If you don't mind keeping all the apps in synch, by all means have them use a common library base.
Personally, I think that disk space is cheap. My preference is to duplicate JARs for each app and put them in the WAR file. I like the partitioning. I'd like to see more of it when OSGi becomes more mainstream.
It works most of the time, but you can get into annoying situations where the jar that you have moved into tomcat is trying to make an instance of a class in one of your web application jars, leading to ClassNotFoundException s being thrown. I used to do this, but stopped because of these problems.
I really don't think putting libraries in common/lib is a good idea. The idea behind the use of war files as applications into a servlet container, is to have a real idea of isolation between your webapps. You could face errors like deploy some third party WAR (with it own libraries inside WEB-INF/lib) and it behave unexpectedly because it loaded other version of one of it libraries from the common one (remember that the regular behavior for load classes is first look at the common classloader and if you don't find the class look into the one for your webapp). Don't even mention how painful could be to move some application to other servlet container or an Application Server.
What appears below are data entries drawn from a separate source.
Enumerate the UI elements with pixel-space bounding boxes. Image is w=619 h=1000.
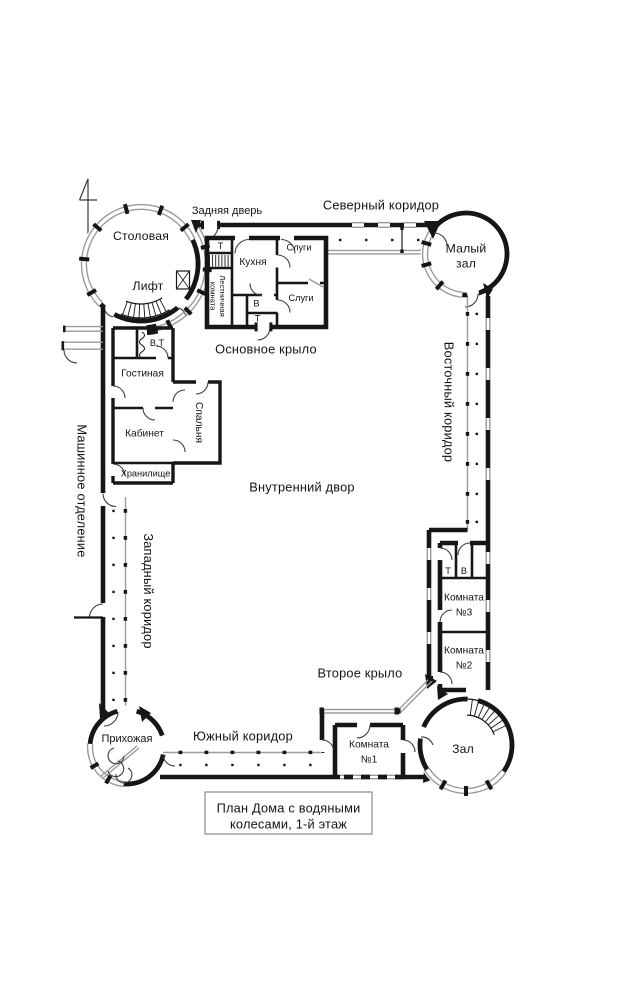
label-wc: В.Т bbox=[150, 338, 165, 348]
label-stair-room-1: Лестничная bbox=[218, 275, 227, 316]
label-room2-1: Комната bbox=[444, 646, 484, 657]
label-hall: Зал bbox=[452, 742, 474, 756]
east-wing-block: Т В Комната №3 Комната №2 bbox=[425, 530, 489, 700]
label-toilet-2: Т bbox=[255, 314, 261, 324]
west-corridor: Западный коридор bbox=[112, 497, 156, 706]
label-office: Кабинет bbox=[125, 428, 164, 440]
label-stair-room-2: комната bbox=[209, 282, 218, 311]
label-dining-room: Столовая bbox=[113, 229, 169, 243]
plan-title-line1: План Дома с водяными bbox=[217, 801, 361, 816]
south-corridor: Южный коридор bbox=[160, 729, 434, 784]
label-servants-top: Слуги bbox=[286, 243, 311, 253]
north-corridor: Задняя дверь Северный коридор bbox=[192, 198, 439, 254]
label-room3-1: Комната bbox=[444, 593, 484, 604]
label-living-room: Гостиная bbox=[121, 369, 164, 380]
rotunda-dining: Столовая Лифт bbox=[79, 204, 212, 332]
main-wing-block: Т Лестничная комната Кухня Слуги Слуги В… bbox=[207, 234, 326, 341]
rotunda-entry: Прихожая bbox=[88, 703, 175, 786]
label-room2-2: №2 bbox=[456, 661, 473, 672]
label-toilet-1: Т bbox=[218, 241, 224, 251]
plan-title-line2: колесами, 1-й этаж bbox=[230, 817, 347, 832]
label-west-corridor: Западный коридор bbox=[141, 533, 156, 648]
floor-plan: Столовая Лифт Задняя дверь Северный кори… bbox=[0, 0, 619, 1000]
label-east-corridor: Восточный коридор bbox=[442, 342, 457, 462]
label-servants-bottom: Слуги bbox=[288, 293, 313, 303]
label-north-corridor: Северный коридор bbox=[323, 198, 439, 213]
label-east-toilet: Т bbox=[445, 566, 451, 576]
curved-stair-hall bbox=[467, 699, 509, 735]
rotunda-small-hall: Малый зал bbox=[422, 213, 507, 307]
rotunda-hall: Зал bbox=[420, 699, 512, 796]
label-room3-2: №3 bbox=[456, 608, 473, 619]
label-lift: Лифт bbox=[133, 279, 164, 293]
label-room1-2: №1 bbox=[361, 755, 378, 766]
title-box: План Дома с водяными колесами, 1-й этаж bbox=[205, 792, 372, 834]
label-small-hall-2: зал bbox=[456, 257, 476, 271]
lift-shaft bbox=[177, 271, 190, 289]
floor-plan-page: Столовая Лифт Задняя дверь Северный кори… bbox=[0, 0, 619, 1000]
room-1: Комната №1 bbox=[335, 721, 415, 778]
stair-hatch bbox=[210, 255, 229, 267]
label-courtyard: Внутренний двор bbox=[249, 480, 354, 495]
label-room1-1: Комната bbox=[349, 740, 389, 751]
label-back-door: Задняя дверь bbox=[192, 205, 263, 217]
label-second-wing: Второе крыло bbox=[318, 666, 403, 681]
label-small-hall-1: Малый bbox=[446, 242, 487, 256]
label-main-wing: Основное крыло bbox=[215, 342, 317, 357]
label-machine-room: Машинное отделение bbox=[75, 424, 90, 557]
label-bedroom: Спальня bbox=[193, 402, 204, 443]
label-kitchen: Кухня bbox=[239, 257, 266, 268]
label-storage: Хранилище bbox=[121, 469, 171, 479]
label-entry-hall: Прихожая bbox=[102, 733, 153, 745]
label-south-corridor: Южный коридор bbox=[193, 729, 293, 744]
label-east-bath: В bbox=[461, 566, 467, 576]
label-bath: В bbox=[253, 299, 259, 309]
As mentioned before, you could use maven to deal with jar dependencies, and if you like the homogeneous use of libraries, define a POM parent (maven jargon) across all your applications.
In my experience you should be very careful with sharing libraries between web applications by moving them into the web container itself.
Let them live in WEB-INF/lib so your wars are self contained (you WILL be glad you did one day).
What you might consider is employing maven or Ant Ivy to pull in library jars from a common repository instead. This is very useful and should not be a problem in your scenario.
Edit: A notable exception is the Metro library - web service layer from Glassfish - which needs to be in the web container and not in the web application.